Enterprise licensing allows 64GB VRAM per CPU. An average server these days has 2 cpus and 6 cores each. So that's 128GB of VRAM and 12 cores. I would probably only run maybe 10 VMs on the host anyway. Most of them use 4GB or less of VRAM. So that's 40GB maximum.

So the move from 3.5 to 5.0 has cost us nothing in extra licensing as we already had 3.5 enterprise. Many companies will be in the same boat.

If you run a mere 10 VM's a dual socket hexacore machine you're on the low end of the virtualization world.  Even my customers (SMB's) aren't very heavy in virtualization.  The biggest one has about 30 servers on an "old" dual socket quad core Nehalem.  If most of your VM's use 4 GB or less RAM then I'd guess you're not running a lot of 64-bit machines.  4 GB is the MINIMUM I give to a VM these days unless for some reason it has to be a 32-bit thing.  SQL and Exchange servers start at 8 GB RAM.

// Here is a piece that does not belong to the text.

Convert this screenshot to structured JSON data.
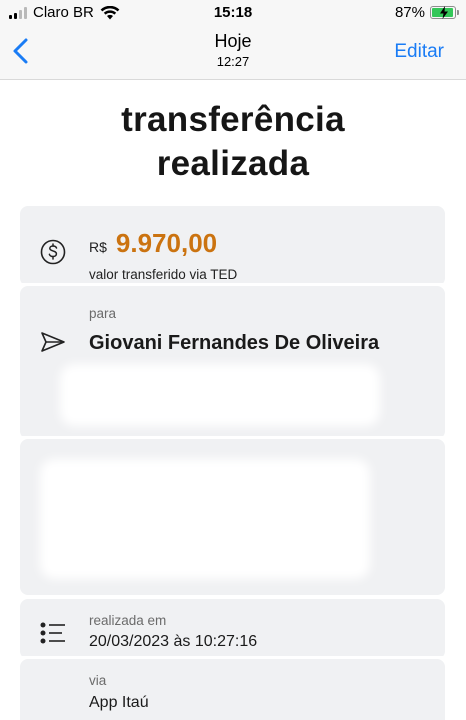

Imagine existing customers that were fine with vSphere Standard features (or Essentials Plus) and loaded dual socket machines with RAM.  The paltry 32 GB they now get per socket pales in comparison to 144 or 192 GB that's become quite affordable in a system like that.  In, say, a 3 host cluster with dual socket machines with 192 GB RAM each you'd need 12 Standard licenses instead of only 6 now.  With Essentials Plus you're stuck at only 192 GB on the cluster.  If you need more you have to buy (not upgrade but BUY) to vSphere Standard and at least vCenter Foundation which is somewhat more expensive than Essentials Plus.

With vSphere 4 licensing VMware introduced Enterprise Plus which required existing users to purchase an upgrade if they had Enterprise  -even with SnS.  Now they do another silly thing.  We're going to keep on selling vSphere but when Windows 8 goes RTM we will be ready for Hyper-V 3.